Source zone natural attenuation (SZNA) is often used as a basis for assessing the performance and relative benefits of engineered remediation and is also a component of the cleanup strategy at most chlorinated aliphatic hydrocarbon-impacted sites. However, there hasn't been a well-defined and accepted assessment approach available until recently. ESTCP funded Dr. Paul Johnson and his team from Arizona State University to develop a data-driven method based on the assumption that decision makers will be interested in the following questions:

  1. Is source zone natural attenuation occurring and what processes contribute?
  2. What are the current source zone natural attenuation rates?
  3. What are the longer-term implications of source zone natural attenuation?
  4. Are the rates sustainable?

The approach uses multiple lines-of-evidence and macroscopic mass balances, and these lead to confirmation of SZNA and quantification of the total mass loss rate resulting from degradation, dissolved phase transport, and volatilization. The assessment paradigm is structured around three groups of data collection:

  • Group 1 measurements are to provide evidence that source zone natural attenuation is occurring.
  • Group 2 measurements are focused on quantifying current mass loss rates.
  • Group 3 measurements are focused on addressing the long term questions regarding the longevity of source zone impacts.

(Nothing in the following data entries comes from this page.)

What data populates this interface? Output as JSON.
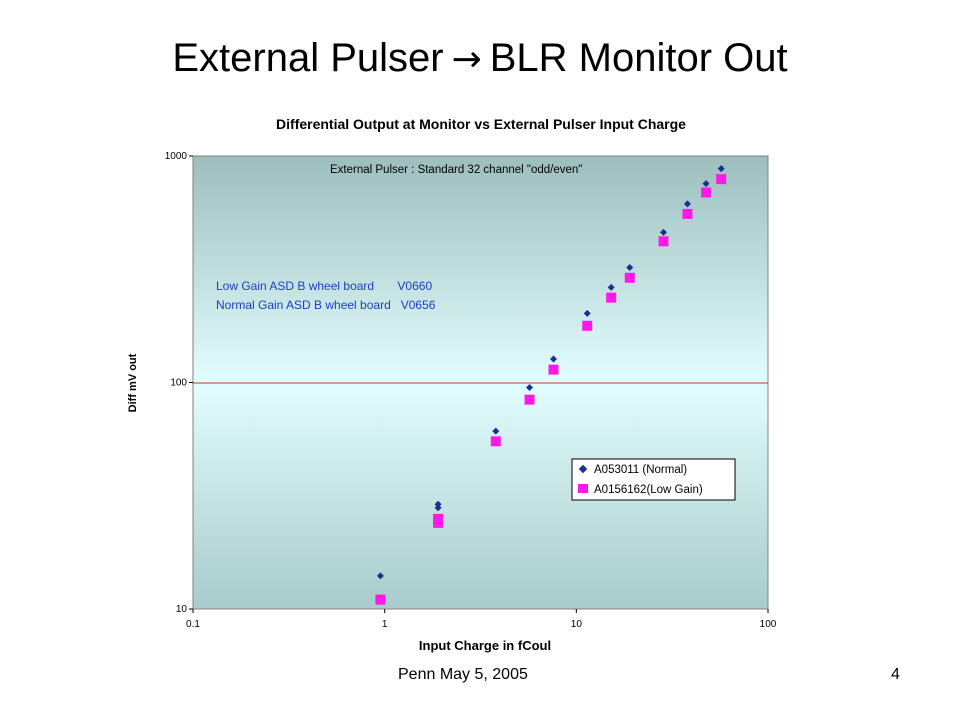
{
  "slide": {
    "title_left": "External Pulser",
    "arrow": "→",
    "title_right": "BLR Monitor Out",
    "footer_left": "Penn  May 5, 2005",
    "footer_right": "4"
  },
  "chart_data": {
    "type": "scatter",
    "title": "Differential Output at Monitor vs External Pulser Input Charge",
    "xlabel": "Input Charge in fCoul",
    "ylabel": "Diff mV out",
    "xscale": "log",
    "yscale": "log",
    "xlim": [
      0.1,
      100
    ],
    "ylim": [
      10,
      1000
    ],
    "xticks": [
      "0.1",
      "1",
      "10",
      "100"
    ],
    "yticks": [
      "10",
      "100",
      "1000"
    ],
    "gridlines": [
      100
    ],
    "legend_position": "lower-right",
    "annotations": [
      "External Pulser :  Standard  32 channel \"odd/even\"",
      "Low Gain ASD B wheel board       V0660",
      "Normal Gain ASD B wheel board   V0656"
    ],
    "colors": {
      "plot_top": "#9fbfbf",
      "plot_bottom_band": "#a4c6c6",
      "plot_mid": "#dffafa",
      "plot_low": "#b2d4d4",
      "series_normal": "#1a2f8f",
      "series_low": "#ff19e6",
      "gridline": "#c0392b",
      "annotation_blue": "#1c3fc4"
    },
    "series": [
      {
        "name": "A053011 (Normal)",
        "marker": "diamond",
        "x": [
          0.95,
          1.9,
          1.9,
          3.8,
          5.7,
          7.6,
          11.4,
          15.2,
          19,
          28.5,
          38,
          47.5,
          57
        ],
        "y": [
          14,
          29,
          28,
          61,
          95,
          127,
          202,
          263,
          322,
          460,
          615,
          755,
          880
        ]
      },
      {
        "name": "A0156162(Low Gain)",
        "marker": "square",
        "x": [
          0.95,
          1.9,
          1.9,
          3.8,
          5.7,
          7.6,
          11.4,
          15.2,
          19,
          28.5,
          38,
          47.5,
          57
        ],
        "y": [
          11,
          25,
          24,
          55,
          84,
          114,
          178,
          237,
          290,
          420,
          555,
          690,
          790
        ]
      }
    ]
  }
}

An important aspect of this study was to examine the impact of sampling strategies on the quantification of source zone natural attenuation rates, given that different practitioners will likely choose the number and locations of samples in different ways. Consequently, how should sampling plans be designed to ensure consistency in results across practitioners? Data from this study combined with lessons-learned from previously published studies on this topic were used as the basis for new proposed heuristic sampling guidelines. The intent is that these new sampling guidelines can increase sampling efficiency and confidence in the quantification of source zone natural attenuation rates.

Application of the source zone natural attenuation assessment paradigm was demonstrated at three chlorinated aliphatic hydrocarbon-impacted sites through four events per site over about three years, and the results of these investigations are available in the project’s Final Report.